Sync tools, not async — local models behave better with synchronous tool execution. The async-first patterns common in cloud frameworks introduce timing variability the local stack handles poorly.

ChatOllama, not OpenAI compatibility shim — the OpenAI-compat layer silently drops tool calls in streaming mode. langchain-ollama keeps the tool-call channel intact.

Thread context + artifact manifest — ported wholesale from Stratagem. messages.jsonl + context.md per thread, plus an artifact manifest tracking every generated output. Research is resumable across sessions.

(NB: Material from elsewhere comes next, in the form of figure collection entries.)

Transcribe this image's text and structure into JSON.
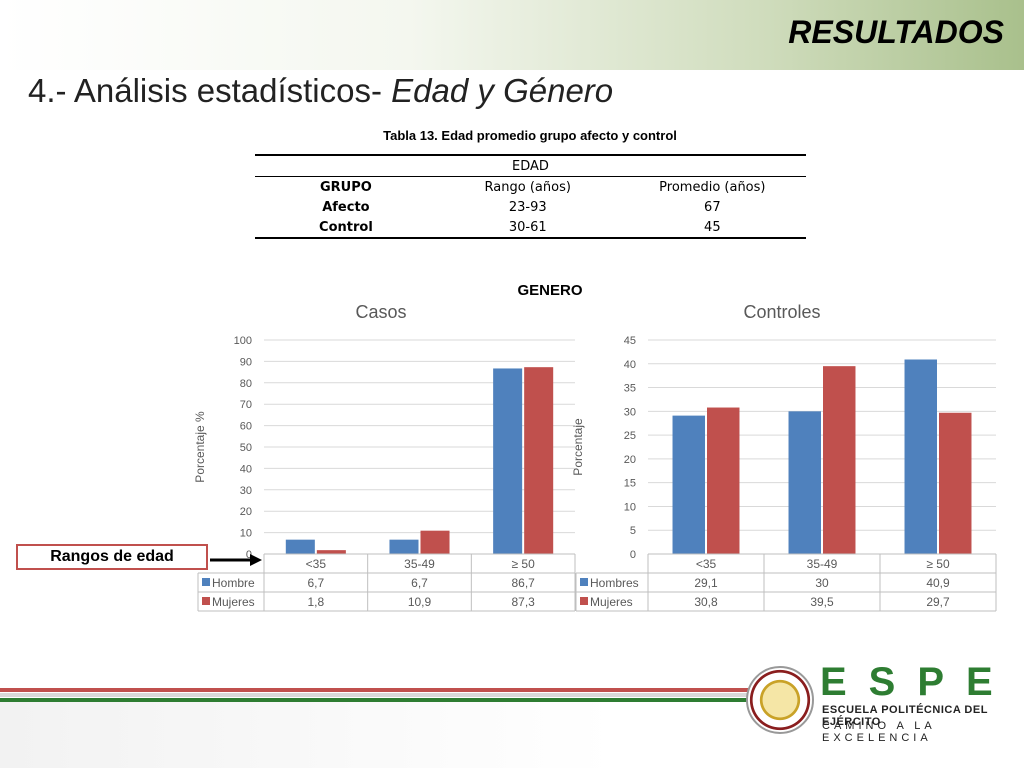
{
  "header": {
    "heading": "RESULTADOS"
  },
  "title": {
    "prefix": "4.- Análisis estadísticos- ",
    "italic": "Edad y Género"
  },
  "age_table": {
    "caption": "Tabla 13. Edad promedio grupo afecto y control",
    "group_header": "EDAD",
    "columns": [
      "GRUPO",
      "Rango (años)",
      "Promedio (años)"
    ],
    "rows": [
      [
        "Afecto",
        "23-93",
        "67"
      ],
      [
        "Control",
        "30-61",
        "45"
      ]
    ]
  },
  "genero_label": "GENERO",
  "side_label": "Rangos de edad",
  "footer": {
    "brand": "ESPE",
    "line1": "ESCUELA POLITÉCNICA DEL EJÉRCITO",
    "line2": "CAMINO A LA EXCELENCIA"
  },
  "colors": {
    "blue": "#4f81bd",
    "red": "#c0504d"
  },
  "chart_data": [
    {
      "type": "bar",
      "title": "Casos",
      "ylabel": "Porcentaje %",
      "categories": [
        "<35",
        "35-49",
        "≥ 50"
      ],
      "ylim": [
        0,
        100
      ],
      "yticks": [
        0,
        10,
        20,
        30,
        40,
        50,
        60,
        70,
        80,
        90,
        100
      ],
      "series": [
        {
          "name": "Hombre",
          "values": [
            6.7,
            6.7,
            86.7
          ],
          "labels": [
            "6,7",
            "6,7",
            "86,7"
          ],
          "color": "#4f81bd"
        },
        {
          "name": "Mujeres",
          "values": [
            1.8,
            10.9,
            87.3
          ],
          "labels": [
            "1,8",
            "10,9",
            "87,3"
          ],
          "color": "#c0504d"
        }
      ]
    },
    {
      "type": "bar",
      "title": "Controles",
      "ylabel": "Porcentaje",
      "categories": [
        "<35",
        "35-49",
        "≥ 50"
      ],
      "ylim": [
        0,
        45
      ],
      "yticks": [
        0,
        5,
        10,
        15,
        20,
        25,
        30,
        35,
        40,
        45
      ],
      "series": [
        {
          "name": "Hombres",
          "values": [
            29.1,
            30,
            40.9
          ],
          "labels": [
            "29,1",
            "30",
            "40,9"
          ],
          "color": "#4f81bd"
        },
        {
          "name": "Mujeres",
          "values": [
            30.8,
            39.5,
            29.7
          ],
          "labels": [
            "30,8",
            "39,5",
            "29,7"
          ],
          "color": "#c0504d"
        }
      ]
    }
  ]
}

Resilient parameter parsing — create_report and create_spreadsheet accept both list-of-dict and stringified JSON arguments. Local models stringify roughly 20% of structured tool calls; rather than fight that, parse both shapes.

Results

⚠️ no benchmark yet — no throughput, accuracy, or task-completion numbers have been published for either hardware profile. What’s on record from the build: two auto-detected profiles (full on a 128 GB Mac, lite on a 20 GB M4), an observed ~20% stringified-JSON rate on structured tool calls from local models (the reason create_report/create_spreadsheet parse both shapes), and a fixed 5-tool whitelist plus turn-cap for the lite profile’s loop detector. No end-to-end research-run timing, cost, or output-quality measurements exist yet.